This week's giveaway is in the EJB and other Java EE Technologies forum. We're giving away four copies of EJB 3 in Action and have Debu Panda, Reza Rahman, Ryan Cuprak, and Michael Remijan on-line! See this thread for details.
i am writing a program which gathers prices from several websites. From this gathered data i create a weighted avarage price.
Currently, i am just asking all sites for their price, creating a weighting factor and do the avarage price. Creating the avarage price and the weighting factor though takes a whiles, which now is a problem:
Some sites offer a socket, where i am being noticed when something changed. Now, with every little information, the whole calculation would be done again, maybe even sevaral times in a single second. I could make the method synchronized, this i already found out. But now it can happen, that while calculating the new average, new information comes in, waits for the calculation, and while waiting, another thread instance wants its new information to be included into the avarage.
Do you understand what i mean? I fear that calculating takes more time than i get new information, which would create and endless queue at the method.

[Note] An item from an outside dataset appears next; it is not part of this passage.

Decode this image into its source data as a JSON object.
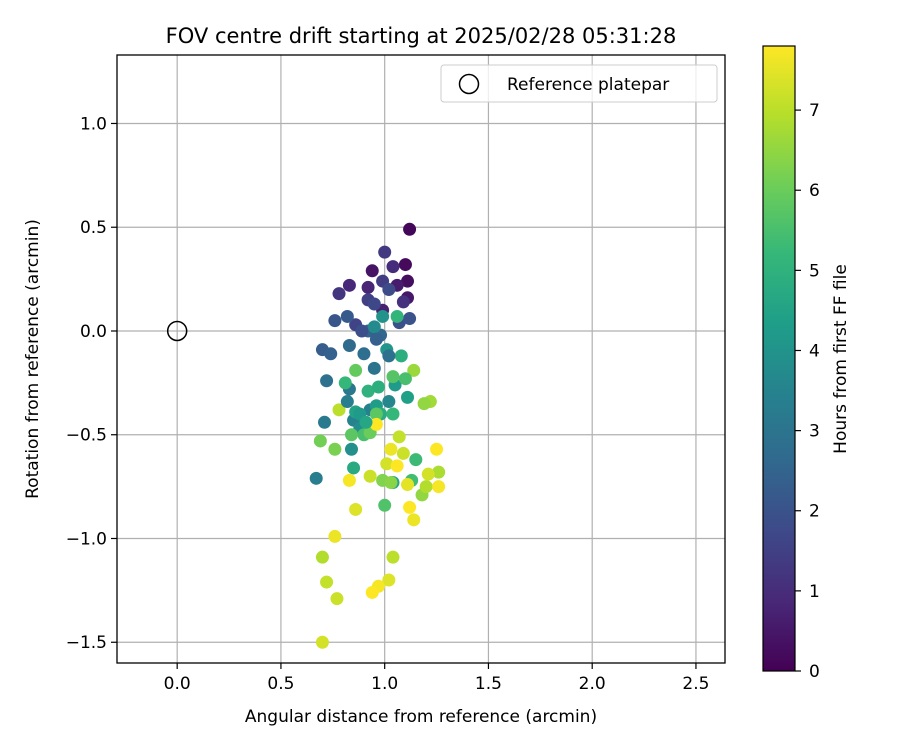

Has anyone expirience with this kind of problems?
I think I understand. You have a collection of data (prices), a calculation operating on this data that takes some time (calculating weights and average price), and multiple concurrent workers that are updating the data.
It seems to me that what you need to do is to copy the data before you start a calculation and perform the calculation on the copy. You can start a new calculation every time an update arrives, but note that every calculation holds a copy of the data, so if many updates arrive, your application can run out of memory. You have to limit the number of calculations running at the same time. I don't know how long your calculation takes, but a first step would be to run only calculation at the same time. When it finishes, you start a new one if updates have arrived.

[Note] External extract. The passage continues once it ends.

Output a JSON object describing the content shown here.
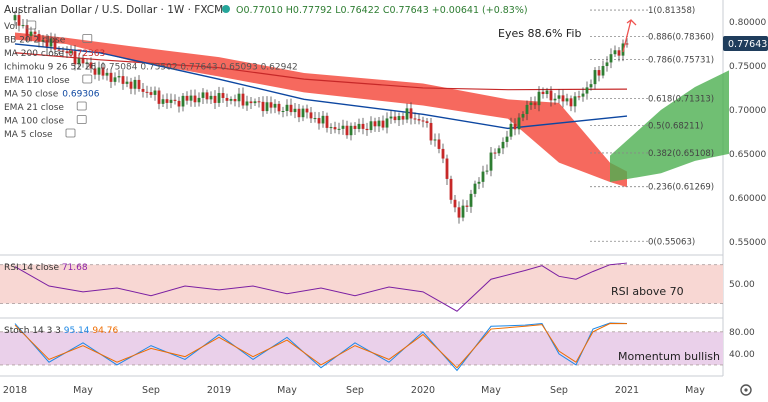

The other option is to hold all updates of the data until a calculation is done, but this seems like a bad idea. This option implies that you have to queue incoming update information and apply the queued updates when a calculation has finished. While you're applying the updates, new updates can come in... When do you stop?
Paul Balm wrote:The other option is to hold all updates of the data until a calculation is done, but this seems like a bad idea. This option implies that you have to queue incoming update information and apply the queued updates when a calculation has finished. While you're applying the updates, new updates can come in... When do you stop?
I think this is actually a viable idea. Create a synchronized queue (that is, one from java.util.concurrent) to hold all received updates. As soon as calculation finishes, drain all items that meanwhile arrived into the queue (that can be done quickly), apply these updates and recalculate. If the queue is empty after calculation, wait for first update to arrive (easy) and again update+recalculate. Don't fetch/apply updates that arrived into the queue while you've applied the previous ones (this answers Paul's question "when do you stop").
This could be the preferred option if copying the data was expensive.
The calculations and updates would of course run in background threads. The calculated results would be handed to another thread (EDT in Swing application, for example) to be displayed to the user. Therefore, the application will remain responsive even if the updates are being processed constantly. This has to be done even for the other solution (the copy-data one) suggested by Paul, of course.
Also keep in mind that given the unpredictability of GC, it is generally not possible to guarantee responses of Java application in sub-second intervals.
Joined: Dec 13, 2008
I think to decide between the different options, more details are needed:
how much data is there? (to know how much memory multiple copies would require)
how long does a calculation take approximately?
how often do new updates come in?
If you have an idea of these figures I think it would be clear which of the solutions is best.